I followed a link the other day from a comment on Making Light (thanks, Marilee!) and am now reading through the archives of yet another new (to me) webcomic, Two Lumps! There's a series of strips featuring the Two Lumps cats and a Roomba-like device! (keep clicking 'next' for the whole story-arc). I really believe you can't go wrong with the Roomba + cute mammal combo.

The comic is hosted on Keen Spot, which I can subscribe on my reader, unfortunately I have to scroll through all the strips I don't read to get to the ones I do (and so far there are two, Two Lumps and The Devil's Panties.

Do you remember the fads of your youth? I'm thinking of things like when I was in elementary school and everyone was doing those origami type folded paper "fortune" games - you picked a number (after the paper device was opened and closed in the proper ritualistic sequences) then a letter (more ritual) and finally got to lift the folded paper inside to find something written like "your secret crush knows you love him" or "you're the teacher's pet" (and the spelling wasn't always that good).

Then there was the jacks fad - could you ever get to tensies or higher? We didn't have superballs then, we used these little red rubber balls that didn't bounce all that high.

There was a brief time when all the girls would play on the parallel bar, spinning around and around it until you got sick or wore a hole in the sweater you used to keep from sticking to the bar and scraping all the skin under your knee off.
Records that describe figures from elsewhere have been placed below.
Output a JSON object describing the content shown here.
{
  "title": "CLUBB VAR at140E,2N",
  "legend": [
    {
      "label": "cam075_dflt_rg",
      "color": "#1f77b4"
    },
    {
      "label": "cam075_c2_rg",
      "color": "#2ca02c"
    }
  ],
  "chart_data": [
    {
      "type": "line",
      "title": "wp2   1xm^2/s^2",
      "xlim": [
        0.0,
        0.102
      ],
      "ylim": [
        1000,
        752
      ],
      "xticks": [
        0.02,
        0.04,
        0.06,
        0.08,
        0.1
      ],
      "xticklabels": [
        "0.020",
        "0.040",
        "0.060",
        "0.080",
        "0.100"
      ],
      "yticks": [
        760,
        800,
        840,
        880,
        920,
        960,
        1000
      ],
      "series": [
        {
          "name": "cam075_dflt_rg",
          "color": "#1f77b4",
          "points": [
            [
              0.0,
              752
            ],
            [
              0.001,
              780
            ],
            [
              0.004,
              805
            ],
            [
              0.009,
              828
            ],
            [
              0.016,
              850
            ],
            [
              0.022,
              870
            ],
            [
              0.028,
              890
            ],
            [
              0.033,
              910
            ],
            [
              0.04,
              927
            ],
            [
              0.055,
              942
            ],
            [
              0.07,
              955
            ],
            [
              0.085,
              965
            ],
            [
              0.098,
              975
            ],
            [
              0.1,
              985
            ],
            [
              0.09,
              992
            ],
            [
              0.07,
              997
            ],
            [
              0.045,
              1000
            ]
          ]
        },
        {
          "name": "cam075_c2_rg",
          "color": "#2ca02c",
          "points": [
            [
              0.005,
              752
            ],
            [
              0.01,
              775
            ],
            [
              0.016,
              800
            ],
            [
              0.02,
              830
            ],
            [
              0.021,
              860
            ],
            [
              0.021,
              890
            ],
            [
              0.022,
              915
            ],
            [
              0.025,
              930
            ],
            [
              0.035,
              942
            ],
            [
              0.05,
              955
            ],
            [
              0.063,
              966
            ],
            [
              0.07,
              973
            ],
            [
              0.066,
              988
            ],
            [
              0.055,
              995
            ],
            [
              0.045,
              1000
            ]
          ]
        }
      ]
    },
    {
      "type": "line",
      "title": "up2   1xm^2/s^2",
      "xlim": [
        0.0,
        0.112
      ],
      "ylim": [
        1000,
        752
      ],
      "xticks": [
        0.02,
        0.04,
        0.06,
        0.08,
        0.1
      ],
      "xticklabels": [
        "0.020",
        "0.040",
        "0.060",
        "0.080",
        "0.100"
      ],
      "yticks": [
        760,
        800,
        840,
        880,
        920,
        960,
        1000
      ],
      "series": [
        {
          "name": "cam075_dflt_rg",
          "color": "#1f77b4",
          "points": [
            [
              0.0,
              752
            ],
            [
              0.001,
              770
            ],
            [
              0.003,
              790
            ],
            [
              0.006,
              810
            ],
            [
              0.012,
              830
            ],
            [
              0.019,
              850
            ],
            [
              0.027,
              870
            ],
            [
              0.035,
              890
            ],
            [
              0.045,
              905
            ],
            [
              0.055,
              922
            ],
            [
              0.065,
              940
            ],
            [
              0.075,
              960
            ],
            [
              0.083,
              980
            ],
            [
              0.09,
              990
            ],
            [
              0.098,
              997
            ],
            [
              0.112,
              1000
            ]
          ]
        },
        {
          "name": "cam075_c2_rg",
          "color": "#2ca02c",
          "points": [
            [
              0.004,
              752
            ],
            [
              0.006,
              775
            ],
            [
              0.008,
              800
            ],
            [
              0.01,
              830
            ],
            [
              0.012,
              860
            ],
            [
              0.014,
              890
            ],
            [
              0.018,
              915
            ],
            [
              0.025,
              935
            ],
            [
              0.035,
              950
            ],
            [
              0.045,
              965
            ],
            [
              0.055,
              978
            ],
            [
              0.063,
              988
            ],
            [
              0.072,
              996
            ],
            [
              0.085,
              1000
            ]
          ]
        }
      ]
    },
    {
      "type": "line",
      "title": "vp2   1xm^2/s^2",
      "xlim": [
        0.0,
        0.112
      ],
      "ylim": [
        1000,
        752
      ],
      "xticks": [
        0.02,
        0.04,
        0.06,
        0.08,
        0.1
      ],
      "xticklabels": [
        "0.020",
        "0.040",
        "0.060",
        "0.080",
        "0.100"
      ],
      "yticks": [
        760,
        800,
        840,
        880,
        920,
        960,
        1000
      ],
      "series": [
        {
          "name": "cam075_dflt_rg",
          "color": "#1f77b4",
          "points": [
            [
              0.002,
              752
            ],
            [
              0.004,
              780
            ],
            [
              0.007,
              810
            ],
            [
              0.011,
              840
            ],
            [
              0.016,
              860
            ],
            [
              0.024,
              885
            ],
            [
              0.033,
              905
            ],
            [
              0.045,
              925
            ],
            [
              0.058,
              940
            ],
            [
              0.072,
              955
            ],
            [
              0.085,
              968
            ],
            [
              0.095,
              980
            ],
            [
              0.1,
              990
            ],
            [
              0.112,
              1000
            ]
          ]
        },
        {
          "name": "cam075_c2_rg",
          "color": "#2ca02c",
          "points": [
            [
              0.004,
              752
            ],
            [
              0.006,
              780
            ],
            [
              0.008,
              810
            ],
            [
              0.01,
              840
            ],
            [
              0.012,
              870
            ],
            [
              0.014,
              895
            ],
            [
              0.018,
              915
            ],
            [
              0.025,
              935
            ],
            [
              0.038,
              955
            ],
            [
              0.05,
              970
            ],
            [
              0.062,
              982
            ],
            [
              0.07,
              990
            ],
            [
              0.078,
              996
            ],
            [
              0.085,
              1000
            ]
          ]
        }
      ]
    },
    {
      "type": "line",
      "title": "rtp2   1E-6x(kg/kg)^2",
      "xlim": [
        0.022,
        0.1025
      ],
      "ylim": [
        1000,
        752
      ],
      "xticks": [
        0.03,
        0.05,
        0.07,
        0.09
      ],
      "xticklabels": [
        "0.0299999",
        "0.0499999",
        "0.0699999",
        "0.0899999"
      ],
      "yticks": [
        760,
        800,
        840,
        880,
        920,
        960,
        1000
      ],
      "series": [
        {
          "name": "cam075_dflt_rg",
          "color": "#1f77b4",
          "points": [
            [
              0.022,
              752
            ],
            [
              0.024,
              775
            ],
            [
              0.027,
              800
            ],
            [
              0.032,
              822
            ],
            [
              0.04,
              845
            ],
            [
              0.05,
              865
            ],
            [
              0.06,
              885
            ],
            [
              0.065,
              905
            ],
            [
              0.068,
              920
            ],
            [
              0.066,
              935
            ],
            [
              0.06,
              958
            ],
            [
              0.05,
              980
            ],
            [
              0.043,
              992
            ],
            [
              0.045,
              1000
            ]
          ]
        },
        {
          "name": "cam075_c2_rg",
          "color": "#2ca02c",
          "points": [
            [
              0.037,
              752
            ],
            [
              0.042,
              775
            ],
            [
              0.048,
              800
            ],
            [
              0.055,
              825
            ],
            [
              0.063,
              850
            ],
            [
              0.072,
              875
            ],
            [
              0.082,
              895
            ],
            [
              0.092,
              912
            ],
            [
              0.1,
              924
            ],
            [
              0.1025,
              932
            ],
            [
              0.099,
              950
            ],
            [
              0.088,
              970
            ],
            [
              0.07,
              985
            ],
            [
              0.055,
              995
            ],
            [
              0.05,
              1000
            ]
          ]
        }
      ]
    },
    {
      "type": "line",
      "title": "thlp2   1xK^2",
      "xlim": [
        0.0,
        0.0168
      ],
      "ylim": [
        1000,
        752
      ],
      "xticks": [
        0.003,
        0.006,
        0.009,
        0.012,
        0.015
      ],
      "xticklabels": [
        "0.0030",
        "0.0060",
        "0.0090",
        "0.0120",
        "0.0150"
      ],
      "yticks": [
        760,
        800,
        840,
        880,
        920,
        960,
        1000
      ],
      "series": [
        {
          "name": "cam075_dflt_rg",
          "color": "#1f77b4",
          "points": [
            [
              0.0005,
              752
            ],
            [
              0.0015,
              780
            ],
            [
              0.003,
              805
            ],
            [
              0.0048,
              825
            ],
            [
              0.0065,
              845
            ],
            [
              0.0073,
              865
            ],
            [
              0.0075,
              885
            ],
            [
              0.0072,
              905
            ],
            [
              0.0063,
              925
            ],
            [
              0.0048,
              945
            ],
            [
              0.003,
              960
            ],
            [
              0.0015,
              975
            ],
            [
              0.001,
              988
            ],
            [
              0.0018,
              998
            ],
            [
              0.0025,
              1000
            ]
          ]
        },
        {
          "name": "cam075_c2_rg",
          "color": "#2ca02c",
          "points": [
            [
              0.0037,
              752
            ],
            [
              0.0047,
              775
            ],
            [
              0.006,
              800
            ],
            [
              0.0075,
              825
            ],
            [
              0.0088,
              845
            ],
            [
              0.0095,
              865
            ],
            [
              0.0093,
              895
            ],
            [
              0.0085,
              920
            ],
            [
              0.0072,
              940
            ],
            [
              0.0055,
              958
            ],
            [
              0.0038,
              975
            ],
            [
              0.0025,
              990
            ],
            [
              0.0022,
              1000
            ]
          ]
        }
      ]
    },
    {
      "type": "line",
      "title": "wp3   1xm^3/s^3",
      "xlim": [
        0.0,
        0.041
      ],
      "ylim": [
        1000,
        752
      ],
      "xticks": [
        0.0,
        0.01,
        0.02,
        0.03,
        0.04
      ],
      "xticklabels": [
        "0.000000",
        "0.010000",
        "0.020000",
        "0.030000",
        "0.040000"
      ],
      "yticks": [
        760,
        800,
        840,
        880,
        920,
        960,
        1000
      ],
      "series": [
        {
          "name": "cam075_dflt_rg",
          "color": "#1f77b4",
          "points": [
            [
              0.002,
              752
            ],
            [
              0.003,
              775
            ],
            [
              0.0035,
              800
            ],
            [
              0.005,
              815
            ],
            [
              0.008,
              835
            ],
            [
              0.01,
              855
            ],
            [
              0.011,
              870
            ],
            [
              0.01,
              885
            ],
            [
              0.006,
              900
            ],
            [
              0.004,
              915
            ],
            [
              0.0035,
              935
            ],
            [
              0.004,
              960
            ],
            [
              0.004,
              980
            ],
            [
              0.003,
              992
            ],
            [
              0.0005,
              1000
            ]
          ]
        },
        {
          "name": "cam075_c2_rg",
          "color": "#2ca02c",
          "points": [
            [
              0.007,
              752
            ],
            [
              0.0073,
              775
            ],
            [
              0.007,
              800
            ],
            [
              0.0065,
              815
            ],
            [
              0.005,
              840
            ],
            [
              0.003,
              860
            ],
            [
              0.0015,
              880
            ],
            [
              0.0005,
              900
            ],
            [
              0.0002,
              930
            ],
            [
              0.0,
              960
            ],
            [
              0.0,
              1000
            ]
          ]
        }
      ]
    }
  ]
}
These days it's LOLcats and all the permutations thereof. LOLpresidents (at FARK, which may not always be SFW), LOLgerbils (hosted at LOLgay) (who spell it gebril and I love that to death - as well as the gebrils which are just so damned cute), LOLPilgrims, for the literate and an entire comment thread on Making Light of literate lolisms...apparently we've reached LOLsingularity.
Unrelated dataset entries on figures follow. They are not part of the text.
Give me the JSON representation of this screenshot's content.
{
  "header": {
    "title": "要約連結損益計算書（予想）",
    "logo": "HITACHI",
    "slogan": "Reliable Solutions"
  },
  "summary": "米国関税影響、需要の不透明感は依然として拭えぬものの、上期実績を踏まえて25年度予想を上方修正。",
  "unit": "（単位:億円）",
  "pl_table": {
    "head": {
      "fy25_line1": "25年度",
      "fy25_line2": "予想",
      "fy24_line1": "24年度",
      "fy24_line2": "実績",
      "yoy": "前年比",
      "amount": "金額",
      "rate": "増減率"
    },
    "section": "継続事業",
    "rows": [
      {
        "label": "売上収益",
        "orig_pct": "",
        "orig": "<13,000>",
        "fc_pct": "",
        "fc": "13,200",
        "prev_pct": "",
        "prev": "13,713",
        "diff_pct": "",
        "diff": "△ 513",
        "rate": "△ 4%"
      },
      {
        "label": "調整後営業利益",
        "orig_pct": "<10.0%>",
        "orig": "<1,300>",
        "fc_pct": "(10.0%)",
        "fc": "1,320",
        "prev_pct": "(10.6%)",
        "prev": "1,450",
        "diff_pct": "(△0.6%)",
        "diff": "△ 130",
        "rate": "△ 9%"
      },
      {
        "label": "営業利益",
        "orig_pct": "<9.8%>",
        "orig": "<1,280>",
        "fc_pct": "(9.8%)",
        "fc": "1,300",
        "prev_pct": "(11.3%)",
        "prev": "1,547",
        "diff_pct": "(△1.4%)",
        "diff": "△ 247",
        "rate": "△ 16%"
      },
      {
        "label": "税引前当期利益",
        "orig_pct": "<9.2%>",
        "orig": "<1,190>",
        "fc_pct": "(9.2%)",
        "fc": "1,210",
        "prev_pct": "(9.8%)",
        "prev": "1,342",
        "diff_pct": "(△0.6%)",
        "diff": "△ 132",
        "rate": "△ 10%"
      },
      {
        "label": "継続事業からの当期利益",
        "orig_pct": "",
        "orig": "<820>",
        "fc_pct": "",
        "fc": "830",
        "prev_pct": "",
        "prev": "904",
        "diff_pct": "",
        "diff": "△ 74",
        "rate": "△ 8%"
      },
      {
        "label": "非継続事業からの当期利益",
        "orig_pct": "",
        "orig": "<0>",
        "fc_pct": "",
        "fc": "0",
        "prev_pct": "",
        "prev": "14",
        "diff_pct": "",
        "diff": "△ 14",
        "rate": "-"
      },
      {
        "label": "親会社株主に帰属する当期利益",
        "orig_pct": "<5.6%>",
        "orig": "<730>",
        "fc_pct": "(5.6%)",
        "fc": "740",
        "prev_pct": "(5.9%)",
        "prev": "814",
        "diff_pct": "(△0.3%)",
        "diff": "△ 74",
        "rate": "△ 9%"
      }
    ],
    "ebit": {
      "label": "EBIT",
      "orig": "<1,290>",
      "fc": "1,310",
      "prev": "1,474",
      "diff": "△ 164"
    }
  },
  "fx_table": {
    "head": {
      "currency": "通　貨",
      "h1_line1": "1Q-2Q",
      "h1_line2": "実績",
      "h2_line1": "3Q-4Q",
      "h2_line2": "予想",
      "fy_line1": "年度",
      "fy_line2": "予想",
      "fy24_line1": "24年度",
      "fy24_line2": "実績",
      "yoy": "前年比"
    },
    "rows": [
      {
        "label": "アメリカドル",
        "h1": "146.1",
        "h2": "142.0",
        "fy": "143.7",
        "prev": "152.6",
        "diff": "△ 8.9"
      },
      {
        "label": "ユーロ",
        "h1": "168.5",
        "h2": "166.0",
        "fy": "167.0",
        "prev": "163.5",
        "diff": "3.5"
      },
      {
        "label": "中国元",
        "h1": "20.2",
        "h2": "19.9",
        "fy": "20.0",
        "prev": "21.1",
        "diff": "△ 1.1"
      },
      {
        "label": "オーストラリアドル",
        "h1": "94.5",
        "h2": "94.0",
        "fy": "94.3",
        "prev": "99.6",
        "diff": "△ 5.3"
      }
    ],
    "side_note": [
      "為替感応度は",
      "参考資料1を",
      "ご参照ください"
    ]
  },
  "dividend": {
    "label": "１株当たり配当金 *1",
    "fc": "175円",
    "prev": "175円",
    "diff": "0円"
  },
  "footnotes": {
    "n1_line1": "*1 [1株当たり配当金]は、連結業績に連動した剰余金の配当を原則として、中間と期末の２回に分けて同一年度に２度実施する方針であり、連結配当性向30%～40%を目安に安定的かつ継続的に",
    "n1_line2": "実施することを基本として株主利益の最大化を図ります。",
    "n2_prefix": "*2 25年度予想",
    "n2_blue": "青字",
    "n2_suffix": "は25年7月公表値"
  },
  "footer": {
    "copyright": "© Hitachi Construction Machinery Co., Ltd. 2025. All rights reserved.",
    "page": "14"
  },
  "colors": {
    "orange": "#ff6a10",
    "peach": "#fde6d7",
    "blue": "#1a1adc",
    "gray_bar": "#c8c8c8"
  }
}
Finally, for tonight that is, I had read a rumor that said:
On Monday, Publishers Weekly reported that Bookspan, acquired just six weeks ago by Bertelsmann, will cut 280 positions and close some of its book clubs, which include Book-of-the-Month, Doubleday and The Literary Guild. It looks as if the 54-year-old Science Fiction Book Club, which offers a selection of graphic novels and comic novelizations, will be among the casualties.

Although there haven’t been any official announcements, science fiction editor Jonathan Strahan reported on his blog yesterday that SFBC’s only editors — Editor-in-Chief Ellen Asher and Senior Editor Andrew Wheeler — have lost their jobs at Bookspan. Strahan says Bertelsmann probably will merge SFBC with its Doubleday Book Club.
However, an update post raises hopes that this is not the case.
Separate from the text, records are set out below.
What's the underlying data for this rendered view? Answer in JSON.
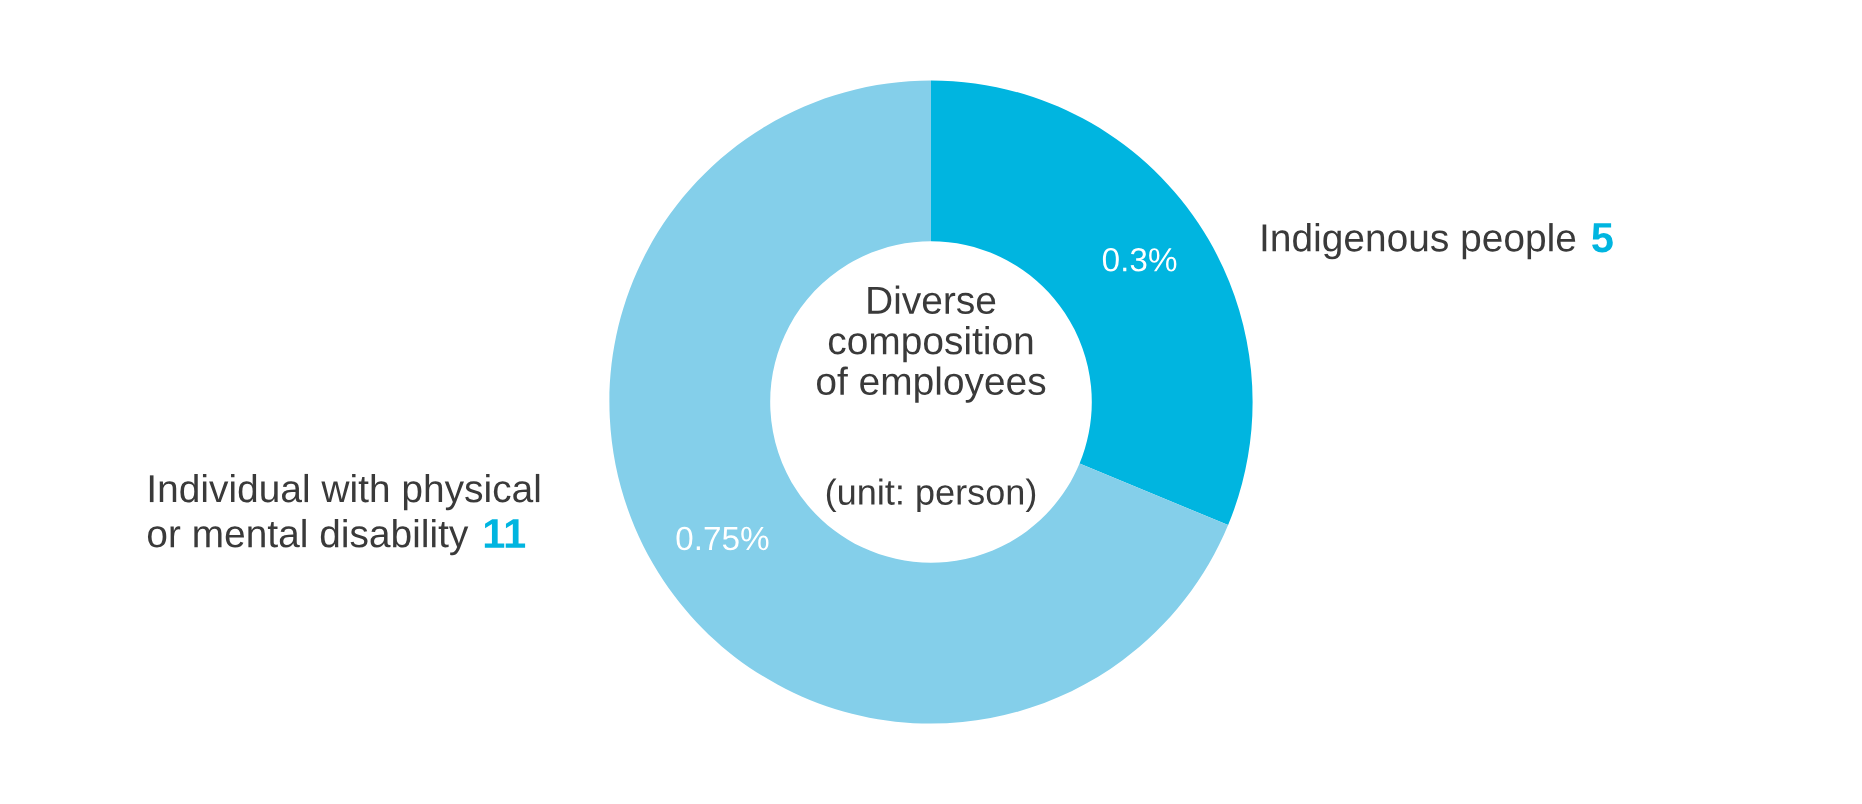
{
  "chart_data": {
    "type": "donut",
    "title": "Diverse\ncomposition\nof employees",
    "annotations": [
      "(unit: person)",
      "0.3%",
      "0.75%"
    ],
    "categories": [
      "Indigenous people",
      "Individual with physical\nor mental disability"
    ],
    "values": [
      5,
      11
    ],
    "colors": [
      "#00b5e0",
      "#84cfea"
    ],
    "value_labels": [
      "5",
      "11"
    ]
  }
}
I would be very sad to see the SFBC close. I have been a faithful member for over 30 years. I've been so loyal that about 15 years ago they took me off the "you better send in your card that says you are opting out of the monthly selection or we're gonna send it to you anyway and charge you for it" membership to "you just buy our books when ever you like, no worries about that selection response thingie". And I do buy from there, a lot. I hope it stays around for a long time.

2 comments:

bunnygirl said...

Regarding childhood fads, one I remember fondly was "Chinese Jump Rope." It might've had other names outside San Antonio, Texas, but that's what we called it.

You took a long loop of elastic (made at home or bought at a toy store) and looped it around the ankles of two people or chairs, about six-eight feet apart so the elastic was maybe four inches off the ground. Then the jumper did a complicated series of jumps inside, outside, over, and with the elastic band (so hard to describe!) while chanting "Chinese" words. (They were actually Japanese, but we were just elementary kids and didn't know the dif.

It was great fun. If you did all the jumps and didn't trip up, you could move the elastic band higher and higher. Eventually it would be too high to jump on, of course, but it was fun anyway.

I haven't yet run into anyone else who remembers this fad, but since the elastics could be bought at any toy store in the mid-1970s, I find it hard to believe it was limited to San Antonio.

Hm... childhood memories! Give me another twenty years and I'll be on my way to fogeydom!

Dawno said...

I remember that one, too. I was a teen by the'70s so I suppose I saw younger kids playing it. I think I recall that if you couldn't get, or afford, the elastic you could knot rubber bands together into a huge loop, too.